Sinewave replication of a natural utterance
The natural utterance
The display above is called a spectrogram, which provides an acoustic ‘picture’ of a speech utterance. In this type of display, time is represented on the horizontal axis, frequency on the vertical axis, while amplitude corresponds to the darkness.
The spectrogram above illustrates natural speech acoustics: the regular vertical striations are due to glottal pulsing (caused by the activity of the vocal cords); the broadband formants (the dark horizontal bands) are each a natural resonance sustained by the column of air enclosed by the vocal tract between the larynx and the lips; aperiodic sources and transients can be attributed to consonantal releases (e.g. /b/, /d/ sounds), frication (e.g. /s/, /v/ sounds), and aspiration (e.g. /h/ sound).

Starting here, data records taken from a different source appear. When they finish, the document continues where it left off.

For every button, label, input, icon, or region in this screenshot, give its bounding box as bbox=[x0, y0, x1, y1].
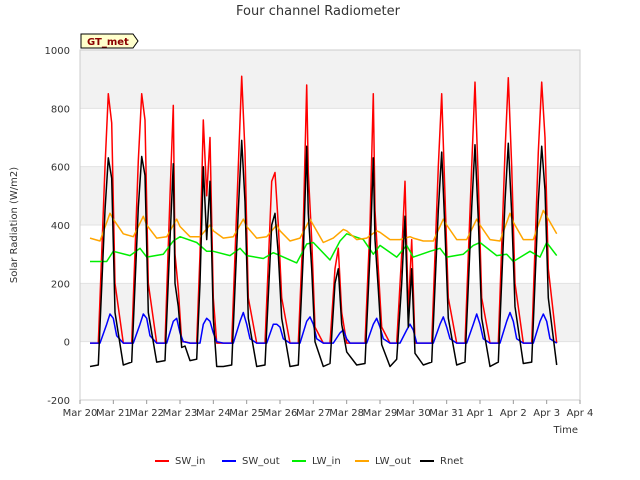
x-tick-label: Apr 2 bbox=[500, 408, 527, 419]
legend: SW_in SW_out LW_in LW_out Rnet bbox=[155, 456, 463, 467]
background-bands bbox=[80, 50, 580, 342]
x-tick-label: Apr 4 bbox=[567, 408, 594, 419]
x-tick-label: Apr 3 bbox=[533, 408, 560, 419]
x-tick-label: Mar 28 bbox=[329, 408, 364, 419]
series-line-sw-out bbox=[90, 311, 558, 344]
legend-label: Rnet bbox=[440, 456, 463, 467]
y-tick-label: 200 bbox=[51, 279, 70, 290]
x-tick-label: Mar 30 bbox=[396, 408, 431, 419]
legend-label: LW_in bbox=[312, 456, 341, 467]
x-tick-label: Mar 20 bbox=[63, 408, 98, 419]
y-tick-labels: -200 0 200 400 600 800 1000 bbox=[45, 46, 70, 407]
y-axis-label: Solar Radiation (W/m2) bbox=[9, 167, 20, 283]
plot-area-border bbox=[79, 49, 581, 401]
series-line-sw-in bbox=[90, 75, 558, 344]
legend-label: SW_in bbox=[175, 456, 205, 467]
x-axis-label: Time bbox=[553, 425, 578, 436]
y-tick-label: 0 bbox=[64, 338, 70, 349]
chart-title: Four channel Radiometer bbox=[236, 4, 401, 19]
legend-item-sw-in: SW_in bbox=[155, 456, 205, 467]
legend-label: SW_out bbox=[242, 456, 280, 467]
legend-item-lw-in: LW_in bbox=[292, 456, 341, 467]
x-tick-label: Mar 22 bbox=[129, 408, 164, 419]
gt-met-badge: GT_met bbox=[80, 33, 139, 49]
y-tick-label: 600 bbox=[51, 163, 70, 174]
badge-label: GT_met bbox=[87, 37, 129, 48]
y-tick-label: 400 bbox=[51, 221, 70, 232]
background-band bbox=[80, 166, 580, 225]
legend-item-rnet: Rnet bbox=[420, 456, 463, 467]
legend-item-lw-out: LW_out bbox=[355, 456, 411, 467]
x-tick-label: Apr 1 bbox=[467, 408, 494, 419]
x-tick-label: Mar 26 bbox=[263, 408, 298, 419]
x-tick-label: Mar 29 bbox=[363, 408, 398, 419]
x-tick-label: Mar 24 bbox=[196, 408, 231, 419]
x-tick-label: Mar 27 bbox=[296, 408, 331, 419]
x-tick-label: Mar 21 bbox=[96, 408, 131, 419]
legend-label: LW_out bbox=[375, 456, 411, 467]
badge-box bbox=[80, 33, 139, 49]
y-tick-label: -200 bbox=[47, 396, 70, 407]
legend-item-sw-out: SW_out bbox=[222, 456, 280, 467]
background-band bbox=[80, 50, 580, 109]
x-tick-label: Mar 25 bbox=[229, 408, 264, 419]
series-layer bbox=[89, 75, 558, 368]
y-tick-label: 800 bbox=[51, 104, 70, 115]
series-line-lw-in bbox=[90, 233, 558, 264]
y-tick-label: 1000 bbox=[45, 46, 70, 57]
x-tick-label: Mar 23 bbox=[163, 408, 198, 419]
x-tick-label: Mar 31 bbox=[429, 408, 464, 419]
series-line-rnet bbox=[89, 139, 558, 368]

The spectrogram above was obtained by analyzing the utterance: “The steady drip is worse than a drenching rain”.
The sinewave replication
A sinewave replica of a natural utterance (shown above) discards the fine-grain acoustic properties of speech, retaining only the coarse-grain changes in the spectra over time. This pattern of spectral changes is estimated by linear prediction or another method of spectral peak-picking. The result is a record of formant center-frequencies and amplitudes at regular intervals throughout an utterance. When this numerical description of the spectra of an utterance is used as the parameter set for the SineWave Synthesizer (SWS), the result is a pattern of sinusoids, each one fit to the frequency and amplitude track of a formant in the natural utterance. Without imitating the spectra of the actual signal components, a sinewave complex replicates the overall pattern of spectral changes of the utterance. Phonetic information is preserved in these changes, and is evidently not the sole preserve of the traditional momentary acoustic "cues."
The spectrogram above is of a sinewave replica of the utterance: "The steady drip is worse than a drenching rain."